Liquid oxygen looks like palest blue water    but it is cold enough to freeze your finger solid. It remains liquid only when sealed under pressure in a heavy metal tank. If a saucer of this LOX is left in a room, it quickly boils away and evaporates back into its gaseous form. The oxygen in the air is a gas because our normal temperatures are always way above its particular boiling point    which is 183 centigrade degrees below the freezing point of water. When the gas is chilled to this temperature it becomes a pale watery liquid.

Substances are gases because their molecules have enough heat energy to separate and zoom around at fantastic speeds. Removing heat removes their energy. They slow down and come closer together. At minus 183 degrees centigrade, oxygen molecules cling together and form LOX. If more heat is removed and the temperature reduced to minus 218.4 degrees centigrade, the clinging molecules close ranks and freeze together as solid oxygen.

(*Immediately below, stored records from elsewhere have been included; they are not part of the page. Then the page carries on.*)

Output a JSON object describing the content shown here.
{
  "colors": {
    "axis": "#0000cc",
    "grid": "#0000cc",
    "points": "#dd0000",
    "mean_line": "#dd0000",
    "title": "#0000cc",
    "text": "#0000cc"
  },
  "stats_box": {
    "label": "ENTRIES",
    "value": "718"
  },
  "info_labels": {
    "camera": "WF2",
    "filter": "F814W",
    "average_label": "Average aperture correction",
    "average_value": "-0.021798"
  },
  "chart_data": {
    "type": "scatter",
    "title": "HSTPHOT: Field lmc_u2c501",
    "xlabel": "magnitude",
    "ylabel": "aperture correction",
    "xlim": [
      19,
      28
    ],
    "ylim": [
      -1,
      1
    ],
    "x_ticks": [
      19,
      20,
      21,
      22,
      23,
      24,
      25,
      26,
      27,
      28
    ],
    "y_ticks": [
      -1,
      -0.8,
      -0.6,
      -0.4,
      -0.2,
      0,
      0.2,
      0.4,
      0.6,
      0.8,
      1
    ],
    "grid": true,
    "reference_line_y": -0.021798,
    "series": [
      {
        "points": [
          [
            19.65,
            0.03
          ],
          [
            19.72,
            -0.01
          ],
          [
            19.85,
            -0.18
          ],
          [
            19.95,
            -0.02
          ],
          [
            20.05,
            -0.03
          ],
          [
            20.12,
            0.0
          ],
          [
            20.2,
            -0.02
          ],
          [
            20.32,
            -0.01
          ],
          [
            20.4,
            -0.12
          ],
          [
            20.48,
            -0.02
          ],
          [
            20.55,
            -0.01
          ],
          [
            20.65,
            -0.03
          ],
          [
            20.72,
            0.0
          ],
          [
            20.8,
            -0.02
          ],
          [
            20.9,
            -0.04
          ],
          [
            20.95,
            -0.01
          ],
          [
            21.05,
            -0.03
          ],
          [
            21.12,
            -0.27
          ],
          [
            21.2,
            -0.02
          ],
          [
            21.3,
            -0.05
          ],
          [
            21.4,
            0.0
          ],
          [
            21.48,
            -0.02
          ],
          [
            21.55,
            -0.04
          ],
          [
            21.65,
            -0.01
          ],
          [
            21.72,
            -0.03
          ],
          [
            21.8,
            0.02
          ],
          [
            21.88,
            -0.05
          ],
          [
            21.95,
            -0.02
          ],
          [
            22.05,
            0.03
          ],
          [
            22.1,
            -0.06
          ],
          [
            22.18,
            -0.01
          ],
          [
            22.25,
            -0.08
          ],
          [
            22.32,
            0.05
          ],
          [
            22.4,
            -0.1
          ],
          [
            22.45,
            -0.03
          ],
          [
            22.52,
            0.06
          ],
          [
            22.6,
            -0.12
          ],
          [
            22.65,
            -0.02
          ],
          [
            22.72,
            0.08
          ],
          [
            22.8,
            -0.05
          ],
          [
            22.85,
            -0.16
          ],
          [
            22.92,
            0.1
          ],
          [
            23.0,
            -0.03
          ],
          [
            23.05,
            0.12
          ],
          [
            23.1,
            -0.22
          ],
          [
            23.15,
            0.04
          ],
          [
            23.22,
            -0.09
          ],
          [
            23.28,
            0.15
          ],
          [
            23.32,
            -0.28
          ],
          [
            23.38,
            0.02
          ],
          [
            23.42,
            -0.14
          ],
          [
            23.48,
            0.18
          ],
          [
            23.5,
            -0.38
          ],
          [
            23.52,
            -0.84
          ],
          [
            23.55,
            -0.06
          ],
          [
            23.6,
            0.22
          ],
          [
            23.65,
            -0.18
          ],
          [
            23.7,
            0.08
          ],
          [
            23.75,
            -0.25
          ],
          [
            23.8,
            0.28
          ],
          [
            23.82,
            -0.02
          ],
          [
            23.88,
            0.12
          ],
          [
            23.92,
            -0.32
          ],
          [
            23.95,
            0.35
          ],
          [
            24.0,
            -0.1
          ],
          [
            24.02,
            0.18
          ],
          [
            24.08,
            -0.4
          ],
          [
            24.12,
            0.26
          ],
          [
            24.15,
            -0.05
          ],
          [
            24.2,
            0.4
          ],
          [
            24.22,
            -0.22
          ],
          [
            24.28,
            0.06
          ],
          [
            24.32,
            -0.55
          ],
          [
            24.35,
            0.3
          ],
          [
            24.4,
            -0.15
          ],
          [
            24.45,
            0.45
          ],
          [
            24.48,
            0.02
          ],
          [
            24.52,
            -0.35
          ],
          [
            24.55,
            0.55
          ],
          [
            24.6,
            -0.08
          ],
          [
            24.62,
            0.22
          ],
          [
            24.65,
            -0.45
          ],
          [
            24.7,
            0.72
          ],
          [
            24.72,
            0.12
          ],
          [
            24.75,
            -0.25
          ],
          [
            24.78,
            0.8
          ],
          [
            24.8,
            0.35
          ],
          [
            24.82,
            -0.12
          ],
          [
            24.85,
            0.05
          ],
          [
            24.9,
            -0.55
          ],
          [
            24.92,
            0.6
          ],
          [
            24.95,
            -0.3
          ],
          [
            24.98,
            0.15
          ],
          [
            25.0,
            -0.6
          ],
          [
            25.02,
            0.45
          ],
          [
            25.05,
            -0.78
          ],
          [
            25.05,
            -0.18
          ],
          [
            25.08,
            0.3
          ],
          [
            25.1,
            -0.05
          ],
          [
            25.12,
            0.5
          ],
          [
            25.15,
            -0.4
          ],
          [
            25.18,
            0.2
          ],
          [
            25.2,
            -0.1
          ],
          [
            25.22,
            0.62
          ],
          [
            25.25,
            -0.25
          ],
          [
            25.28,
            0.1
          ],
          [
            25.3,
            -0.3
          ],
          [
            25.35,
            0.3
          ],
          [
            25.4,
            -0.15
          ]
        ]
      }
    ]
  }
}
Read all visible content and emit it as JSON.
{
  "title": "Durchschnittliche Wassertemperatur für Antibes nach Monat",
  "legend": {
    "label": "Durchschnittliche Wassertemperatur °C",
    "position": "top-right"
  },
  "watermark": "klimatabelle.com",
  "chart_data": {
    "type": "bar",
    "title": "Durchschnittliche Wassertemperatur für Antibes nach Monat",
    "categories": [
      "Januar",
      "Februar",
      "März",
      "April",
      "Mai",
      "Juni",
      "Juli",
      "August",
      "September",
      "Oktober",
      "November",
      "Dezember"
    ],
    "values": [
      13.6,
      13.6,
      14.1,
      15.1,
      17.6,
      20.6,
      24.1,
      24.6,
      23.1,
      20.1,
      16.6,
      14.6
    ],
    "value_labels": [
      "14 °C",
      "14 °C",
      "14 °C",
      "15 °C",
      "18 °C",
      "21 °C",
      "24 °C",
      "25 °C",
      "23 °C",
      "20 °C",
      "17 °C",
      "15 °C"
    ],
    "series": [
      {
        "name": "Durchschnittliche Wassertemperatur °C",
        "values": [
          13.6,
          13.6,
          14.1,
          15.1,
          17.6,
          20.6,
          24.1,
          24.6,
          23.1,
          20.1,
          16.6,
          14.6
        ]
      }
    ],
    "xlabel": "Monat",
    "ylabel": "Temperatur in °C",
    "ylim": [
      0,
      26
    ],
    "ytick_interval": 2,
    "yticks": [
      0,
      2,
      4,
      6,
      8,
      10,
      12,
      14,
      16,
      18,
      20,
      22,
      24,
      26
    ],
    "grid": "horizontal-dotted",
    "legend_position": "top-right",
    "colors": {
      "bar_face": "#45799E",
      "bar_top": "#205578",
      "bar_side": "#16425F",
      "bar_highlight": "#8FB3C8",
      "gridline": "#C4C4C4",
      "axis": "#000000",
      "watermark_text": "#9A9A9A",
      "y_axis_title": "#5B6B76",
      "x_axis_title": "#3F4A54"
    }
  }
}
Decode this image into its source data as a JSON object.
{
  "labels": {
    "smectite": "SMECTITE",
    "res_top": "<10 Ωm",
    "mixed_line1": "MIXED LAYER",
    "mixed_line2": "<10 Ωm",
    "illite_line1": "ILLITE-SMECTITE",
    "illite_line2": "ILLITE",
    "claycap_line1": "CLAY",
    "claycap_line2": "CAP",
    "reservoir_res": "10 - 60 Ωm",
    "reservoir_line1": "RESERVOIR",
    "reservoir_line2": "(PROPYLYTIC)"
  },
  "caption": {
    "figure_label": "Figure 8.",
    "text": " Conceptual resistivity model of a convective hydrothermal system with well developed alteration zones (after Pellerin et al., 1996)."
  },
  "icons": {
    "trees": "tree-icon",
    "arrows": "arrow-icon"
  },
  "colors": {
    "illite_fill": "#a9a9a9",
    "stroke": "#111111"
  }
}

Instead of using a special sort of refrigerator, scientists trick the gaseous oxygen into giving up some of its heat. Vhen a gas is compressed, or squeezed into a smaller space, it becomes hotter. If this warm gas touches cooler surroundings, it shares some of its heat. Also, when a gas expands, it automatically loses some of its heat. All gases must obey these rules    and the rules can be used to prepare liquid oxygen at minus 118 degrees centigrade. This is still a shudderingly cold temperature. But it is 65 centigrade degrees warmer than the normal liquifying stage of oxygen. The apparatus for the job is a sturdy plumbing system. It has a heavy compressor linked to coils of pipes set inside two metal tanks. After the oxygen has gone through this plumbing circuit several times, enough heat is removed to turn the gas into liquid.

First, gaseous oxygen is pumped into the compressor. There it is squeezed under a pressure of about 700 pounds and becomes warm. Then it is led through coiled pipes in a tank of cool, circulating liquid. This removes some of the heat and the cooler gas is led to the second tank. There it expands through wider pipes    and loses more heat. Then it is returned to the compressor and sent on another cooling trip through the tanks. After several round trips, the chilled gas begins to condense into drops of liquid. At the bottom of the second tank, a fine valve is waiting to drain the liquid into a sturdy storage tank.

The key to the process is the correct, or critical pressure. And extra pressure is wasted. The critical pressure for liquifying oxygen is 49.7 times the standard pressure of the atmosphere. When used with suitable cooling systems, this critical pressure can cause oxygen to liquify at a critical temperature of minus 118 degrees centigrade.